The monitoring of species’ geographic range is necessary to implement impactful conservation strategies. Understandably it is difficult to obtain detailed data on spatial locations of individuals and populations over their entire range. Moreover to study range dynamics, distributional data from different time periods is required. By integrating museum specimen collection records and citizen-science observations into a GIS platform, the capability of researchers to effectively analyze patterns of range characteristics as they change over time should be greatly enhanced. To test this, I used museum and citizen-science databases to observe the range dynamics of a species suspected to have experienced a significant range contraction in recent decades, the Texas horned lizard (Phrynosoma cornutum). I integrated the long-term spatial data from Vertnet.org and iNaturalist.org into ArcMap 10.6 and segregated observations into discrete time periods. For each time period, I generated a minimum convex polygon (MCP) to enclose all observations and then regarded the MCPs as proxies for the P. cornutum range during each time span. I calculated several metrics to characterize the size and location of the range in each time period and to test for (using ANOVA) any directionality component to the contraction.
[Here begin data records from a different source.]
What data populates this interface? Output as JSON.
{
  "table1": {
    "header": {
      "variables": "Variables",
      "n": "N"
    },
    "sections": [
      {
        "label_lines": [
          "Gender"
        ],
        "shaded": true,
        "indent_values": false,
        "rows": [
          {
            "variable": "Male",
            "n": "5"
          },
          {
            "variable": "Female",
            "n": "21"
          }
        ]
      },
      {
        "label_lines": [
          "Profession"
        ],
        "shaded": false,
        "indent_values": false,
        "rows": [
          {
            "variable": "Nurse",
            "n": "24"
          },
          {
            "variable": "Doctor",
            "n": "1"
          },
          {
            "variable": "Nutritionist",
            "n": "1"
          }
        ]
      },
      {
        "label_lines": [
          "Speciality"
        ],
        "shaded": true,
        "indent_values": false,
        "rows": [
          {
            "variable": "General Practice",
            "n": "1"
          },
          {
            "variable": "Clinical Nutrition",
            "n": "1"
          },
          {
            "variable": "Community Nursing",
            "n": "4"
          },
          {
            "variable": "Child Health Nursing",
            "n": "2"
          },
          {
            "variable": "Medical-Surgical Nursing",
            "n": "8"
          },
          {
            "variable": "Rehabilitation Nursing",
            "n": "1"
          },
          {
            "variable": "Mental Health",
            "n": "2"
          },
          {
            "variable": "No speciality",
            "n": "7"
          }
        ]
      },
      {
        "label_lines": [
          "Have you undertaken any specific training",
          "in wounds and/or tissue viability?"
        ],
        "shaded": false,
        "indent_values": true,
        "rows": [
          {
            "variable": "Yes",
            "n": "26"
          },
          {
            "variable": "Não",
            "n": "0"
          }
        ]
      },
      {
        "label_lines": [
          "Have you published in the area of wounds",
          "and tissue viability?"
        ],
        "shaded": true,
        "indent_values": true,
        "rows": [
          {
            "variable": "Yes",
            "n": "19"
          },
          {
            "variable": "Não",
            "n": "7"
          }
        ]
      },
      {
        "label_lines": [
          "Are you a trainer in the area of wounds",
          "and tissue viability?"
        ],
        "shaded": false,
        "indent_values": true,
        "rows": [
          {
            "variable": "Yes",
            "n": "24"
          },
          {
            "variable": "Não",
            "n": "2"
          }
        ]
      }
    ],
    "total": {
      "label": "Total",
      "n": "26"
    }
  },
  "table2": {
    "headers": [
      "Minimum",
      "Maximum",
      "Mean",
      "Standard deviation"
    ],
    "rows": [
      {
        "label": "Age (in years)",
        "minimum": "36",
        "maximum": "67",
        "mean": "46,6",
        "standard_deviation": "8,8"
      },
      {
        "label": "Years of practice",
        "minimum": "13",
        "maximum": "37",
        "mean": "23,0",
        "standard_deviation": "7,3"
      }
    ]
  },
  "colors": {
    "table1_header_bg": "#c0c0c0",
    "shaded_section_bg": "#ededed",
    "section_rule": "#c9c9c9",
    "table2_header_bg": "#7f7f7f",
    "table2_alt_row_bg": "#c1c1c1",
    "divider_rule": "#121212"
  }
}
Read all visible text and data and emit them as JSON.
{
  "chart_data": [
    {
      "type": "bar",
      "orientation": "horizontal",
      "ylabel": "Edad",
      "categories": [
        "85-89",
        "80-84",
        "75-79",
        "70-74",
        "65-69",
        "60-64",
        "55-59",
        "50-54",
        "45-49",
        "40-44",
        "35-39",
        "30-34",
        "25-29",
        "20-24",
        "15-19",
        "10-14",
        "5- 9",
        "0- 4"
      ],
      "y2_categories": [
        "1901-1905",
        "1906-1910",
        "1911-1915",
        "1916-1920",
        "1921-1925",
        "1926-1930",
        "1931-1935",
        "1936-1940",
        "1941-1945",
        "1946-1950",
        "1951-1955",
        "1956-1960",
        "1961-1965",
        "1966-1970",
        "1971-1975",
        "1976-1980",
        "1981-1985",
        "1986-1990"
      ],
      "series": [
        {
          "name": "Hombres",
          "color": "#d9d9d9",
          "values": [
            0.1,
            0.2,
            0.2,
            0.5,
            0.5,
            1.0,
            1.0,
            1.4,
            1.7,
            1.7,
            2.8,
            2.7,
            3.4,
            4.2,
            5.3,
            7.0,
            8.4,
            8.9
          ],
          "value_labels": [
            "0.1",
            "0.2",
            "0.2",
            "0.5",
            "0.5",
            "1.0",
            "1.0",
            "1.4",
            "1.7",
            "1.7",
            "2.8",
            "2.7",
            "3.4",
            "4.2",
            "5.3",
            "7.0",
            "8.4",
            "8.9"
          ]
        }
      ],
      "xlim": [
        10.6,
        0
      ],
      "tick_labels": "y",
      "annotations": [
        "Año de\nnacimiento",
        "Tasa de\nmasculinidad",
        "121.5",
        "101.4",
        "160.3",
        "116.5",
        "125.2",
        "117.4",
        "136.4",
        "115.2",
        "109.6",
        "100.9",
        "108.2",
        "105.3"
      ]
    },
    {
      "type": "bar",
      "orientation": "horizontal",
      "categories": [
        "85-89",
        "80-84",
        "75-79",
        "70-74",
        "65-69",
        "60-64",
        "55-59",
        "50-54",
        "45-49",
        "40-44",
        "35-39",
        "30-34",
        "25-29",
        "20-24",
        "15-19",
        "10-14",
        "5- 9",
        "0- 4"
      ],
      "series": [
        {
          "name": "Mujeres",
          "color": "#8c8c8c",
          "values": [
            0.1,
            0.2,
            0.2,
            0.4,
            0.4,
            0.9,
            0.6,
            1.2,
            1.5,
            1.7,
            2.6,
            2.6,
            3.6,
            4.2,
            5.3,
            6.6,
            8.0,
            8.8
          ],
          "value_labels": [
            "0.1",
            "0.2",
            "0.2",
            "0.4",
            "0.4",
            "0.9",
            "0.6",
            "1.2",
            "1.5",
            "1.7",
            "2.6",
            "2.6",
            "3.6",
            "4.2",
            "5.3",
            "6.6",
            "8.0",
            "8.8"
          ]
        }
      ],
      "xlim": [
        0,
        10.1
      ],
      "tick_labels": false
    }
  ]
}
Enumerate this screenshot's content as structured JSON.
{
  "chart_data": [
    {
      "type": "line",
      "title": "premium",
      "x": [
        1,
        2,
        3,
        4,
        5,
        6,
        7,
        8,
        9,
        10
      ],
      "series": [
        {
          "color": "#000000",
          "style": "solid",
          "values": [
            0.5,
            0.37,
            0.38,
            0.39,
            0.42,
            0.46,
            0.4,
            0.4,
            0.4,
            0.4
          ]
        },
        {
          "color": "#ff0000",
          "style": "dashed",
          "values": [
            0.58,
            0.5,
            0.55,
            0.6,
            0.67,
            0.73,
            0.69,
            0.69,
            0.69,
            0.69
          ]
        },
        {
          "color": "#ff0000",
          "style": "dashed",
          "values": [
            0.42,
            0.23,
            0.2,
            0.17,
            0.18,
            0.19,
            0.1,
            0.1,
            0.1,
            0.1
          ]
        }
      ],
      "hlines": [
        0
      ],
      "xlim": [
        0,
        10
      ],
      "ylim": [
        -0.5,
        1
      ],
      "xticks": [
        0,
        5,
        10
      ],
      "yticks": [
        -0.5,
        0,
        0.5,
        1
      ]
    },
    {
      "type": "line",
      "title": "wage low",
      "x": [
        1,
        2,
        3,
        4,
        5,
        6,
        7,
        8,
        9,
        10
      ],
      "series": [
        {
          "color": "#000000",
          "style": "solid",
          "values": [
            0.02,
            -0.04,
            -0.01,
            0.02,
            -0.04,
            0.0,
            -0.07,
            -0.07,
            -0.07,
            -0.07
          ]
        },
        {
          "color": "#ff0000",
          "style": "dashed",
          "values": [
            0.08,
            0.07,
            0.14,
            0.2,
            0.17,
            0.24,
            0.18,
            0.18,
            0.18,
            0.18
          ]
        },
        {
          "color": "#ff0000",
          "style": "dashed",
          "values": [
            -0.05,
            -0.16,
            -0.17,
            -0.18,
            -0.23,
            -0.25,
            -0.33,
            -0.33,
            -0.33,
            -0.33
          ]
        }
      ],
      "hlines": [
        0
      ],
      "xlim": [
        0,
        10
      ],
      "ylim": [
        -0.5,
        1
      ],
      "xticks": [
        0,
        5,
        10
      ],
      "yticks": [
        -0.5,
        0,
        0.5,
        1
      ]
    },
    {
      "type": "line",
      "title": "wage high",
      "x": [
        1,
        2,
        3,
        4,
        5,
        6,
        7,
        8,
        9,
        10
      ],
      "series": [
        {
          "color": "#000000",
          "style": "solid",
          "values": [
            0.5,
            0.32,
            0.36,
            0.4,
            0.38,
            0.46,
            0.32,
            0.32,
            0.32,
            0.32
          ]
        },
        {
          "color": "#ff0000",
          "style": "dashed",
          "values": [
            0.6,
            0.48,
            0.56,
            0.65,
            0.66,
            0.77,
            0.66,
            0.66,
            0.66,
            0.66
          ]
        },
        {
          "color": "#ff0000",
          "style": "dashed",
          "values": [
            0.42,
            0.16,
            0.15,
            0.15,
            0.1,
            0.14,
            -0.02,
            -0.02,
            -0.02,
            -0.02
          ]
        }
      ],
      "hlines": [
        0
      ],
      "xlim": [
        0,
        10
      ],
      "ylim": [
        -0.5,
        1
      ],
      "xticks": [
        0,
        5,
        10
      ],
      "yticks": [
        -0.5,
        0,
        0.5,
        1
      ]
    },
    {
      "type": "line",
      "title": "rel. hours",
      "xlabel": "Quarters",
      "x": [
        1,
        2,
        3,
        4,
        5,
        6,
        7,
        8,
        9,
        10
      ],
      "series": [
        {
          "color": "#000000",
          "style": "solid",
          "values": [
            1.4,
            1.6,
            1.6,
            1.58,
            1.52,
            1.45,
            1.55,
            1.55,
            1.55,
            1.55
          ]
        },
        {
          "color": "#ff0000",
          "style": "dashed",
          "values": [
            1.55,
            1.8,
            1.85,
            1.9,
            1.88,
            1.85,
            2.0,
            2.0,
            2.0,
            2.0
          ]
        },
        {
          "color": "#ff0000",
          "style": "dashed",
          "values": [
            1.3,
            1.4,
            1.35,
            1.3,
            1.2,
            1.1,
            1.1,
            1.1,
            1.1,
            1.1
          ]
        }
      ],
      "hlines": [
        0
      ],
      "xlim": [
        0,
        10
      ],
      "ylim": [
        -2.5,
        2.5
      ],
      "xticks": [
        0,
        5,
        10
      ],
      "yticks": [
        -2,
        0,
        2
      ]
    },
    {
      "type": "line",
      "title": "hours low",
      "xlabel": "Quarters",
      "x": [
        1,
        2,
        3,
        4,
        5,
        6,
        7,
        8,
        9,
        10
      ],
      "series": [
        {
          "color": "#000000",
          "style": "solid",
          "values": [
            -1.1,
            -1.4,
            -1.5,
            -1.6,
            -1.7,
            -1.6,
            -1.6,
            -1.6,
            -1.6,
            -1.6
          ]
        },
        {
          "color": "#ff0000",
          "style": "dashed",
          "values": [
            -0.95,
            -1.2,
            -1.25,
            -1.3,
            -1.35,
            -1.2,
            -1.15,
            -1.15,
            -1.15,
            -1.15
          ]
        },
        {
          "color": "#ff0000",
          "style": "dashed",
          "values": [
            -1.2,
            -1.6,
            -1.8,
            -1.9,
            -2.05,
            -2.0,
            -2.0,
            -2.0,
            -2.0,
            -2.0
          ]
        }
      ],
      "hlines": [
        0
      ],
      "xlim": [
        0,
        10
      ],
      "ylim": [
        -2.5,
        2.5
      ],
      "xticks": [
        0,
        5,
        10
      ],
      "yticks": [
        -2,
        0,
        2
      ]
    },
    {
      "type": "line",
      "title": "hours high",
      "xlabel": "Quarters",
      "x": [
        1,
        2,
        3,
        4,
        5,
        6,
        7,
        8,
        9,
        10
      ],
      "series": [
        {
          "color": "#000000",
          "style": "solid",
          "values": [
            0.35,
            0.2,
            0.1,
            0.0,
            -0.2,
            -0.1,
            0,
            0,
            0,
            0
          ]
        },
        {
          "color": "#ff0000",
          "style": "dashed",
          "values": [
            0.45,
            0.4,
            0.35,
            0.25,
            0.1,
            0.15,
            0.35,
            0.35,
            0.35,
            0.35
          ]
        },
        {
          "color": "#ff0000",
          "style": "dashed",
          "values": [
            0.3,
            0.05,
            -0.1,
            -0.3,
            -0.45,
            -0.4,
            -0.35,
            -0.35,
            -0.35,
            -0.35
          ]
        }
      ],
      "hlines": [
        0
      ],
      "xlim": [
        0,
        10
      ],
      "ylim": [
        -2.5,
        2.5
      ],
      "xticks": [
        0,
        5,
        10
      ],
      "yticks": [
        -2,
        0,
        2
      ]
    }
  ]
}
These metrics included mean distance from the historic center to the range edge and to observations which included observations internal to the edge.
Results/Conclusions
From the historic to the current time period, MCP area declined 10%; the eastern quadrant’s area declined by 35%. The eastern quadrant was the only quadrant to experience a steady decline in mean edge distance and mean observation distance from the historic to the current time period. Although mean distance between historic center and observations differed among time periods for the other quadrants (all ANOVAs were statistically significant, P < 0.001), the change was not consistent over time. For mean distance to the range edge, only the eastern and southern quadrants had significant differences (P < 0.001) among time periods. The southern quadrant was characterized by low sample sizes and erratic patterns of change among time periods. Range edge in the northern and western quadrants remained stable over time. The use of citizen-science and museum records provides a level of data collection necessary for monitoring broad-scale range dynamics. MCPs and derived metrics provide a straightforward approach for monitoring range dynamics, though they may be prone to overestimate range size and may not be informative for irregularly-shaped distributions or for rare species.